Şaşırdım ve yazıyı okuyunca zihinlerin müstevliler tarafından işgal edildiğine bir kez daha şahit oldum.
Çünkü Birinci Dünya Savaşının galipleri Türkün yurdunu fiilen işgal ettiklerinde Türklerle Kürtlerin birlikte yaşamak zorunda olmadıklarını cebren dayatıyordu. Aynı unsurlar şimdi bunu “hile ile” realite haline getirmiş bulunuyor. Sakın ola Özkök bu söylediğimi yanlış anlamasın. Anlaşılıyor ki o bu satırları inandığı ve Türk ve Kürt için faydalı olduğuna kanaat getirdiği için yazdı. Buradaki hile, müstevlinin terör, demokrasi, insan hakları, psikolojik harp bibi birçok enstrümanı kullanarak Ertuğrul Özkök ve Orhan Bursalı gibi pek çok isim ve kesimi bu noktaya getirmiş olmasıdır. Hile ile Sevr, zihinlerde, “Konuşulabilir” hale gelmiş, adı da, “referandum” olmuştur.
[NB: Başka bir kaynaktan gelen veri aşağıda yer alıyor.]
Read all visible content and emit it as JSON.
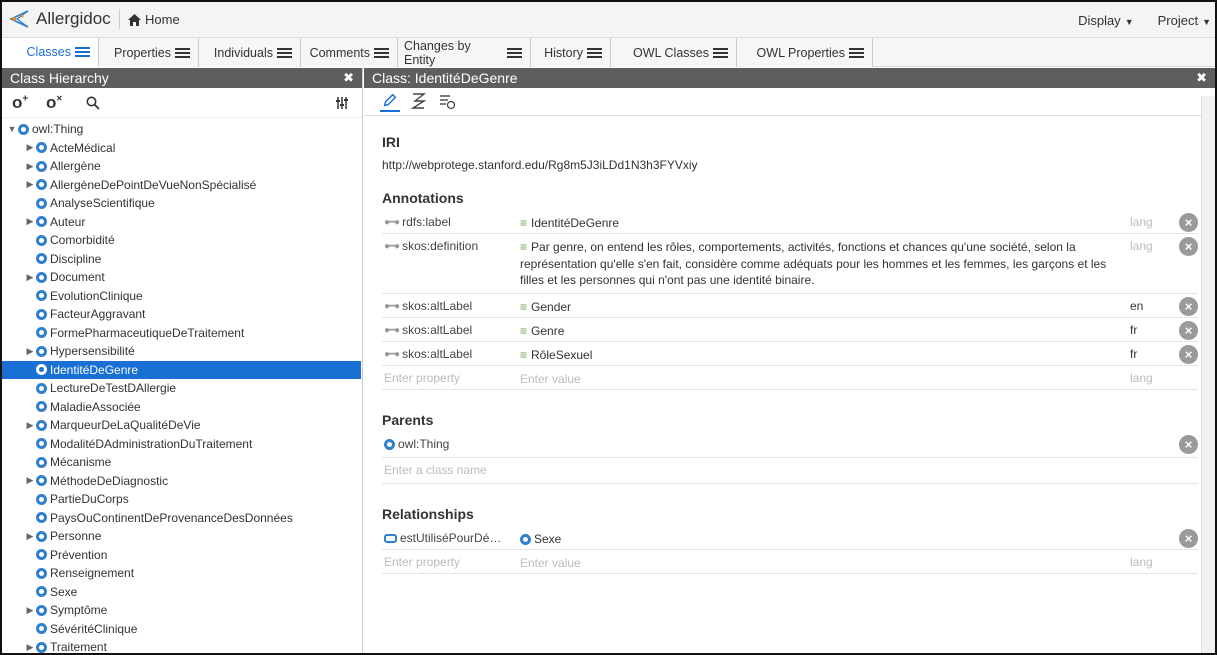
{
  "app": {
    "title": "Allergidoc",
    "home": "Home",
    "display": "Display",
    "project": "Project"
  },
  "tabs": [
    "Classes",
    "Properties",
    "Individuals",
    "Comments",
    "Changes by Entity",
    "History",
    "OWL Classes",
    "OWL Properties"
  ],
  "left_panel": {
    "title": "Class Hierarchy",
    "tree": [
      {
        "label": "owl:Thing",
        "depth": 0,
        "expand": "open"
      },
      {
        "label": "ActeMédical",
        "depth": 1,
        "expand": "closed"
      },
      {
        "label": "Allergène",
        "depth": 1,
        "expand": "closed"
      },
      {
        "label": "AllergèneDePointDeVueNonSpécialisé",
        "depth": 1,
        "expand": "closed"
      },
      {
        "label": "AnalyseScientifique",
        "depth": 1,
        "expand": "none"
      },
      {
        "label": "Auteur",
        "depth": 1,
        "expand": "closed"
      },
      {
        "label": "Comorbidité",
        "depth": 1,
        "expand": "none"
      },
      {
        "label": "Discipline",
        "depth": 1,
        "expand": "none"
      },
      {
        "label": "Document",
        "depth": 1,
        "expand": "closed"
      },
      {
        "label": "EvolutionClinique",
        "depth": 1,
        "expand": "none"
      },
      {
        "label": "FacteurAggravant",
        "depth": 1,
        "expand": "none"
      },
      {
        "label": "FormePharmaceutiqueDeTraitement",
        "depth": 1,
        "expand": "none"
      },
      {
        "label": "Hypersensibilité",
        "depth": 1,
        "expand": "closed"
      },
      {
        "label": "IdentitéDeGenre",
        "depth": 1,
        "expand": "none",
        "selected": true
      },
      {
        "label": "LectureDeTestDAllergie",
        "depth": 1,
        "expand": "none"
      },
      {
        "label": "MaladieAssociée",
        "depth": 1,
        "expand": "none"
      },
      {
        "label": "MarqueurDeLaQualitéDeVie",
        "depth": 1,
        "expand": "closed"
      },
      {
        "label": "ModalitéDAdministrationDuTraitement",
        "depth": 1,
        "expand": "none"
      },
      {
        "label": "Mécanisme",
        "depth": 1,
        "expand": "none"
      },
      {
        "label": "MéthodeDeDiagnostic",
        "depth": 1,
        "expand": "closed"
      },
      {
        "label": "PartieDuCorps",
        "depth": 1,
        "expand": "none"
      },
      {
        "label": "PaysOuContinentDeProvenanceDesDonnées",
        "depth": 1,
        "expand": "none"
      },
      {
        "label": "Personne",
        "depth": 1,
        "expand": "closed"
      },
      {
        "label": "Prévention",
        "depth": 1,
        "expand": "none"
      },
      {
        "label": "Renseignement",
        "depth": 1,
        "expand": "none"
      },
      {
        "label": "Sexe",
        "depth": 1,
        "expand": "none"
      },
      {
        "label": "Symptôme",
        "depth": 1,
        "expand": "closed"
      },
      {
        "label": "SévéritéClinique",
        "depth": 1,
        "expand": "none"
      },
      {
        "label": "Traitement",
        "depth": 1,
        "expand": "closed"
      }
    ]
  },
  "right_panel": {
    "title": "Class: IdentitéDeGenre",
    "iri_label": "IRI",
    "iri": "http://webprotege.stanford.edu/Rg8m5J3iLDd1N3h3FYVxiy",
    "annotations_label": "Annotations",
    "annotations": [
      {
        "property": "rdfs:label",
        "value": "IdentitéDeGenre",
        "lang": "lang",
        "lang_placeholder": true
      },
      {
        "property": "skos:definition",
        "value": "Par genre, on entend les rôles, comportements, activités, fonctions et chances qu'une société, selon la représentation qu'elle s'en fait, considère comme adéquats pour les hommes et les femmes, les garçons et les filles et les personnes qui n'ont pas une identité binaire.",
        "lang": "lang",
        "lang_placeholder": true
      },
      {
        "property": "skos:altLabel",
        "value": "Gender",
        "lang": "en",
        "lang_placeholder": false
      },
      {
        "property": "skos:altLabel",
        "value": "Genre",
        "lang": "fr",
        "lang_placeholder": false
      },
      {
        "property": "skos:altLabel",
        "value": "RôleSexuel",
        "lang": "fr",
        "lang_placeholder": false
      }
    ],
    "enter_property": "Enter property",
    "enter_value": "Enter value",
    "lang_placeholder": "lang",
    "parents_label": "Parents",
    "parent": "owl:Thing",
    "enter_class": "Enter a class name",
    "relationships_label": "Relationships",
    "relationship": {
      "property": "estUtiliséPourDé…",
      "value": "Sexe"
    }
  }
}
Yani milletin önüne sandık konacak, “Türk/ Kürt olarak birlikte yaşamak istiyor musunuz?” diye sorulacak, sandıktan çıkan sonuç da PKK terörünü bitirecek, öyle mi? Bu tür yazılara İmralı’daki, Kandil ve arkasındakiler ne kadar sevinmişlerdir, tahmin etmek zor değil. Çünkü onlar Türkiye’yi işte tam da bu noktaya getirmek için mücadele ediyorlardı. Demek ki, başarmışlar. Şimdi sıra önce kamuoyunu böyle bir referanduma hazırlamaya ardından da bu referanduma geçit veren anayasa değişikliğini yapabilecek bir iktidarı sandıktan çıkarmak için kolları sıvamaya gelmiştir. Biliniz ki bu iktidarın adı “AKP/CHP Koalisyonu” dur; daha önce de yazdık, aklınızda bulunsun, gidişat bu yöndedir.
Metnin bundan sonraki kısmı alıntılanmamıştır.